Simulation training can be done with a stepwise approach, where students start with basic skills such as history taking, examination, then they move to procedural training and team training (team dynamics, communication, and interprofessional collaboration). This is preparation for students to move to the clinical platform before they work on real patients.

“When I try to look into the future, the World Economic Forum (WEF) has identified critical characteristics and learning content based on the Fourth Industrial Revolution (4IR) and Education 4.0 for students to survive the Fourth Industrial Revolution. These include technological skills, interpersonal skills, problem-based and collaborative learning, personalised self-paced lifelong learning, global citizenship skills, and innovation and creativity skills.” 

“These are all the skills we can teach our students with simulation, such as specialised training with our specialised simulators. We can teach students, for instance, laparoscopic surgery with a laparoscopic simulator that gives haptic feedback. Apart from what you see on the screen, you can also feel the tissue and external forces such as instruments and fluids reacting with the tissue. We must train our students to also use the specialised equipment in the hospitals, such as ventilators and ultrasound machines.
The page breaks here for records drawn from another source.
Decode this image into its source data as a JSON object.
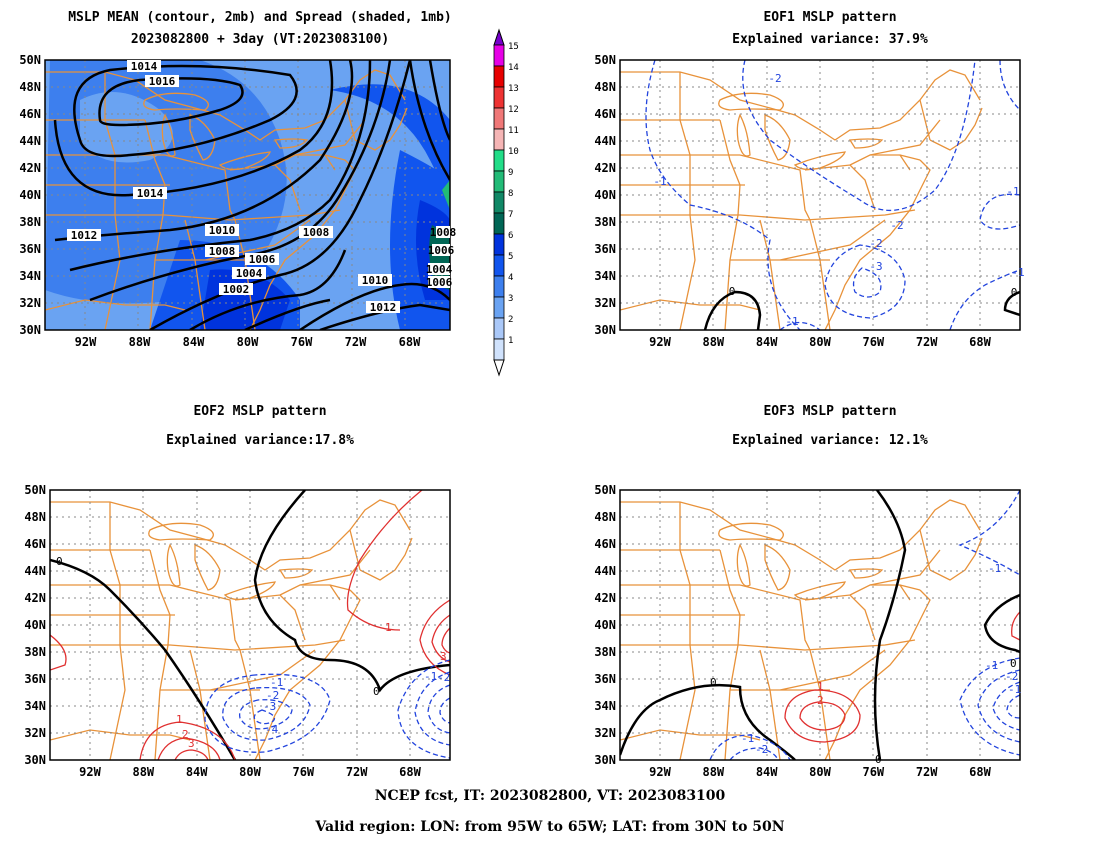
{
  "panels": [
    {
      "title1": "MSLP MEAN (contour, 2mb) and Spread (shaded, 1mb)",
      "title2": "2023082800 + 3day (VT:2023083100)"
    },
    {
      "title1": "EOF1 MSLP pattern",
      "title2": "Explained variance: 37.9%"
    },
    {
      "title1": "EOF2 MSLP pattern",
      "title2": "Explained variance:17.8%"
    },
    {
      "title1": "EOF3 MSLP pattern",
      "title2": "Explained variance: 12.1%"
    }
  ],
  "map": {
    "lon_range": [
      -95,
      -65
    ],
    "lat_range": [
      30,
      50
    ],
    "lat_labels": [
      "50N",
      "48N",
      "46N",
      "44N",
      "42N",
      "40N",
      "38N",
      "36N",
      "34N",
      "32N",
      "30N"
    ],
    "lon_labels": [
      "92W",
      "88W",
      "84W",
      "80W",
      "76W",
      "72W",
      "68W"
    ],
    "colors": {
      "borders": "#e8923a",
      "grid": "#888888",
      "positive": "#e03030",
      "negative": "#2244dd",
      "zero": "#000000"
    }
  },
  "colorbar": {
    "labels": [
      "15",
      "14",
      "13",
      "12",
      "11",
      "10",
      "9",
      "8",
      "7",
      "6",
      "5",
      "4",
      "3",
      "2",
      "1"
    ],
    "colors": [
      "#7700cc",
      "#e600e6",
      "#e60000",
      "#ee3333",
      "#f07878",
      "#f5b5b5",
      "#22dd88",
      "#22bb77",
      "#118866",
      "#006655",
      "#0033dd",
      "#1155ee",
      "#3d7fee",
      "#6aa3f2",
      "#aac8f8",
      "#d0e2fc"
    ]
  },
  "mean_contour_labels": [
    "1014",
    "1016",
    "1014",
    "1012",
    "1010",
    "1008",
    "1008",
    "1006",
    "1004",
    "1002",
    "1010",
    "1012",
    "1006",
    "1004",
    "1006",
    "1008"
  ],
  "eof1_labels": [
    "-2",
    "-1",
    "-1",
    "-2",
    "-2",
    "-3",
    "-1",
    "0",
    "-1",
    "0"
  ],
  "eof2_labels": [
    "0",
    "-1",
    "-2",
    "-3",
    "-4",
    "1",
    "2",
    "3",
    "1",
    "-1",
    "-2",
    "3",
    "0"
  ],
  "eof3_labels": [
    "0",
    "0",
    "-1",
    "-1",
    "-2",
    "1",
    "2",
    "-1",
    "-2",
    "-1",
    "0"
  ],
  "footer": {
    "line1": "NCEP fcst, IT: 2023082800, VT: 2023083100",
    "line2": "Valid region: LON: from 95W to 65W; LAT: from 30N to 50N"
  }
}
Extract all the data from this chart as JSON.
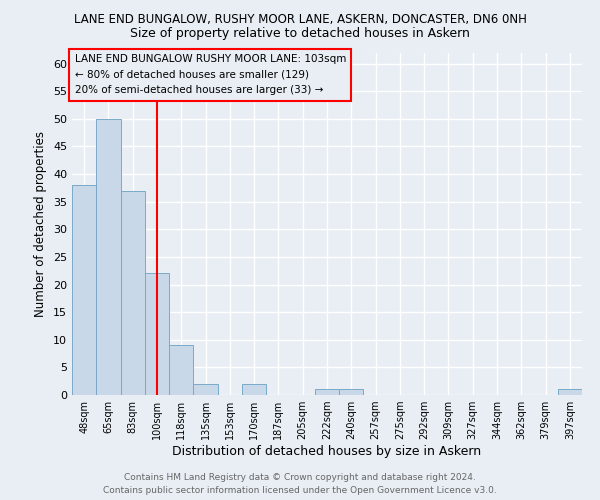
{
  "title": "LANE END BUNGALOW, RUSHY MOOR LANE, ASKERN, DONCASTER, DN6 0NH",
  "subtitle": "Size of property relative to detached houses in Askern",
  "xlabel": "Distribution of detached houses by size in Askern",
  "ylabel": "Number of detached properties",
  "categories": [
    "48sqm",
    "65sqm",
    "83sqm",
    "100sqm",
    "118sqm",
    "135sqm",
    "153sqm",
    "170sqm",
    "187sqm",
    "205sqm",
    "222sqm",
    "240sqm",
    "257sqm",
    "275sqm",
    "292sqm",
    "309sqm",
    "327sqm",
    "344sqm",
    "362sqm",
    "379sqm",
    "397sqm"
  ],
  "values": [
    38,
    50,
    37,
    22,
    9,
    2,
    0,
    2,
    0,
    0,
    1,
    1,
    0,
    0,
    0,
    0,
    0,
    0,
    0,
    0,
    1
  ],
  "bar_color": "#c8d8e8",
  "bar_edge_color": "#7aaac8",
  "red_line_index": 3,
  "ylim": [
    0,
    62
  ],
  "yticks": [
    0,
    5,
    10,
    15,
    20,
    25,
    30,
    35,
    40,
    45,
    50,
    55,
    60
  ],
  "annotation_title": "LANE END BUNGALOW RUSHY MOOR LANE: 103sqm",
  "annotation_line1": "← 80% of detached houses are smaller (129)",
  "annotation_line2": "20% of semi-detached houses are larger (33) →",
  "footer_line1": "Contains HM Land Registry data © Crown copyright and database right 2024.",
  "footer_line2": "Contains public sector information licensed under the Open Government Licence v3.0.",
  "background_color": "#e8eef4",
  "grid_color": "#ffffff"
}
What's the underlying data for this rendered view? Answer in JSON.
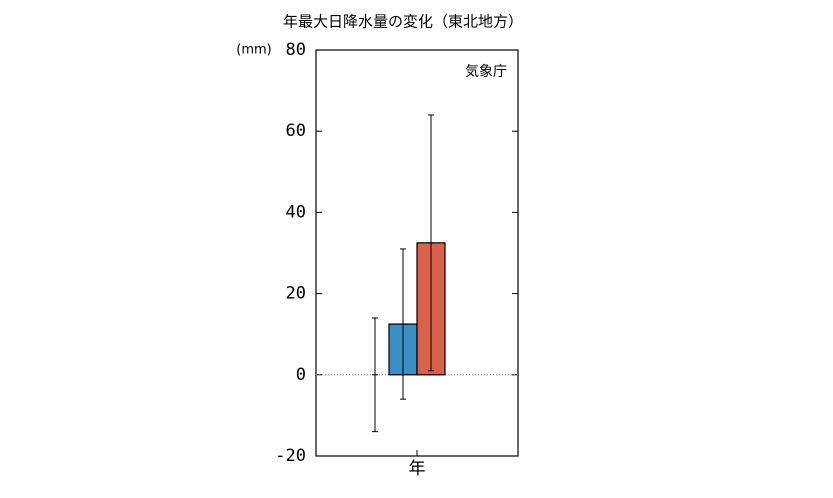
{
  "chart_data": {
    "type": "bar",
    "title": "年最大日降水量の変化（東北地方）",
    "y_label": "(mm)",
    "annotation": "気象庁",
    "categories": [
      "年"
    ],
    "series": [
      {
        "values": [
          0
        ],
        "errors": [
          14
        ]
      },
      {
        "color": "#3a8fc4",
        "values": [
          12.5
        ],
        "errors": [
          18.5
        ]
      },
      {
        "color": "#d9604a",
        "values": [
          32.5
        ],
        "errors": [
          31.5
        ]
      }
    ],
    "ylim": [
      -20,
      80
    ],
    "yticks": [
      -20,
      0,
      20,
      40,
      60,
      80
    ],
    "zero_line": true
  }
}
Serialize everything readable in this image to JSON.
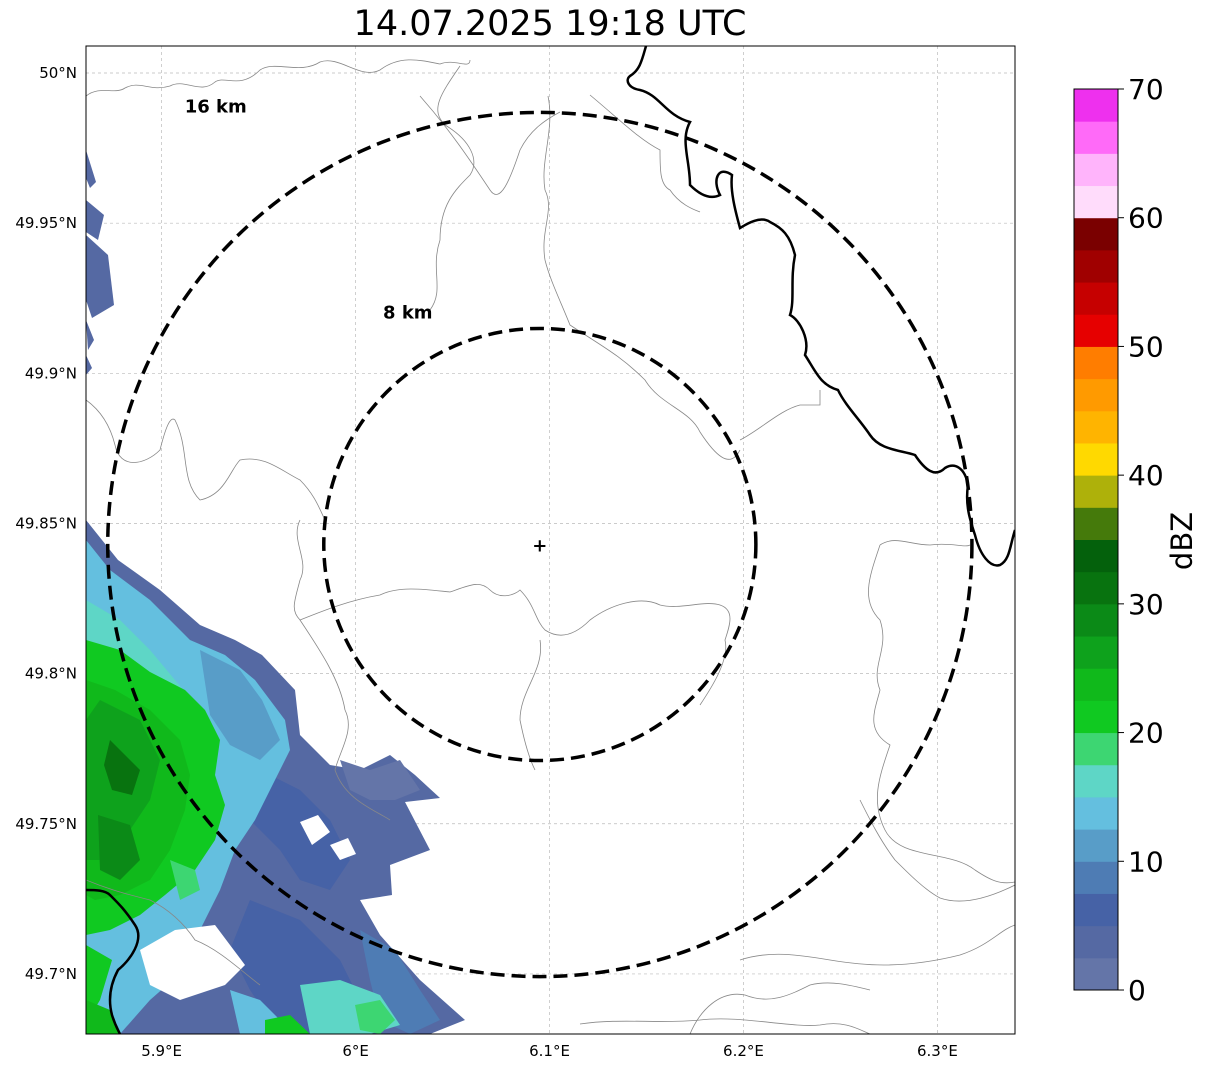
{
  "title": "14.07.2025 19:18 UTC",
  "map": {
    "lon_ticks": [
      {
        "value": 5.9,
        "label": "5.9°E"
      },
      {
        "value": 6.0,
        "label": "6°E"
      },
      {
        "value": 6.1,
        "label": "6.1°E"
      },
      {
        "value": 6.2,
        "label": "6.2°E"
      },
      {
        "value": 6.3,
        "label": "6.3°E"
      }
    ],
    "lat_ticks": [
      {
        "value": 50.0,
        "label": "50°N"
      },
      {
        "value": 49.95,
        "label": "49.95°N"
      },
      {
        "value": 49.9,
        "label": "49.9°N"
      },
      {
        "value": 49.85,
        "label": "49.85°N"
      },
      {
        "value": 49.8,
        "label": "49.8°N"
      },
      {
        "value": 49.75,
        "label": "49.75°N"
      },
      {
        "value": 49.7,
        "label": "49.7°N"
      }
    ],
    "lon_range": [
      5.861,
      6.34
    ],
    "lat_range": [
      49.68,
      50.009
    ],
    "grid": true,
    "radar_site": {
      "lon": 6.095,
      "lat": 49.843
    },
    "range_rings": [
      {
        "label": "8 km",
        "radius_km": 8
      },
      {
        "label": "16 km",
        "radius_km": 16
      }
    ]
  },
  "colorbar": {
    "label": "dBZ",
    "min": 0,
    "max": 70,
    "ticks": [
      "0",
      "10",
      "20",
      "30",
      "40",
      "50",
      "60",
      "70"
    ],
    "colors": [
      "#6475a8",
      "#5569a3",
      "#4662a6",
      "#4e7cb4",
      "#589dc8",
      "#64bfdf",
      "#5ed6c6",
      "#3dd672",
      "#10c921",
      "#10b91b",
      "#0ea21c",
      "#0b8a17",
      "#08730f",
      "#04610c",
      "#457a0b",
      "#aeb10a",
      "#ffd900",
      "#ffb400",
      "#ff9a00",
      "#ff7d00",
      "#e60000",
      "#c60000",
      "#a00000",
      "#7a0000",
      "#ffdcfb",
      "#ffb4fb",
      "#ff6af8",
      "#ee30ee"
    ]
  }
}
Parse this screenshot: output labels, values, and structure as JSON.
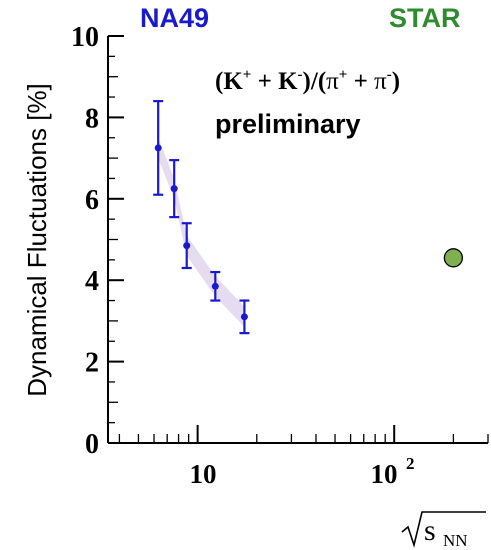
{
  "chart_data": {
    "type": "scatter",
    "ylabel": "Dynamical Fluctuations [%]",
    "ylim": [
      0,
      10
    ],
    "yticks": [
      "0",
      "2",
      "4",
      "6",
      "8",
      "10"
    ],
    "x_scale": "log",
    "xlim": [
      3.5,
      300
    ],
    "xtick_labels": {
      "ten": "10",
      "hundred_base": "10",
      "hundred_exp": "2"
    },
    "xlabel": {
      "main": "s",
      "sub": "NN"
    },
    "annotation": {
      "K": "K",
      "plus": "+",
      "minus": "-",
      "pi": "π",
      "formula_open": "(",
      "formula_mid": ")/(",
      "formula_close": ")",
      "op": " + "
    },
    "preliminary": "preliminary",
    "series": [
      {
        "name": "NA49",
        "color": "#1a1acc",
        "points": [
          {
            "x": 6.3,
            "y": 7.25,
            "err": 1.15
          },
          {
            "x": 7.6,
            "y": 6.25,
            "err": 0.7
          },
          {
            "x": 8.8,
            "y": 4.85,
            "err": 0.55
          },
          {
            "x": 12.3,
            "y": 3.85,
            "err": 0.35
          },
          {
            "x": 17.3,
            "y": 3.1,
            "err": 0.4
          }
        ],
        "band_color": "#e6dcf0"
      },
      {
        "name": "STAR",
        "color": "#2e8b2e",
        "marker_color": "#7fb04f",
        "points": [
          {
            "x": 200,
            "y": 4.55
          }
        ]
      }
    ]
  }
}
To align with the characteristics identified by the World Economic Forum, our students are not only prepared for the technological challenges, but also to improve interpersonal skills and skills to be a global citizen.” He continued to say that in the end, everything should be focused on patient safety and holistic patient care. 

Research in simulation 

According to Prof Labuschagne, research in clinical simulation could be divided into four levels – T1 level research where we do research in the simulation laboratory, T2 level research which measures clinical performance outcomes through transference of skills from simulation to clinical practice, T3 level research studies assess patient safety, and T4 value studies that measure the cost-saving benefits of simulation training and return on investment.

“In the past five years, we have published 23 research articles – all simulation related – with three articles that have been accepted but are yet to be published. In the first five years of the simulation unit, we established the unit so that simulation training could be integrated into the curricula, before we could focus on research as well.”

Simulation ethics

Prof Labuschagne also emphasised the importance of ethics in clinical simulation training. The shared ethical values include the first and most important one – patient safety. Followed by student psychological safety (students work in this environment where they are allowed to make mistakes), simulated patients (real persons in a simulated environment), human-patient simulators and skills-task trainers (we teach students to act professionally towards the simulator, in the same way they would have acted towards a real patient), and last but not least, the educators and facilitators. 
“We often don’t think of simulators as patients or that they should be treated in an ethical way as well.”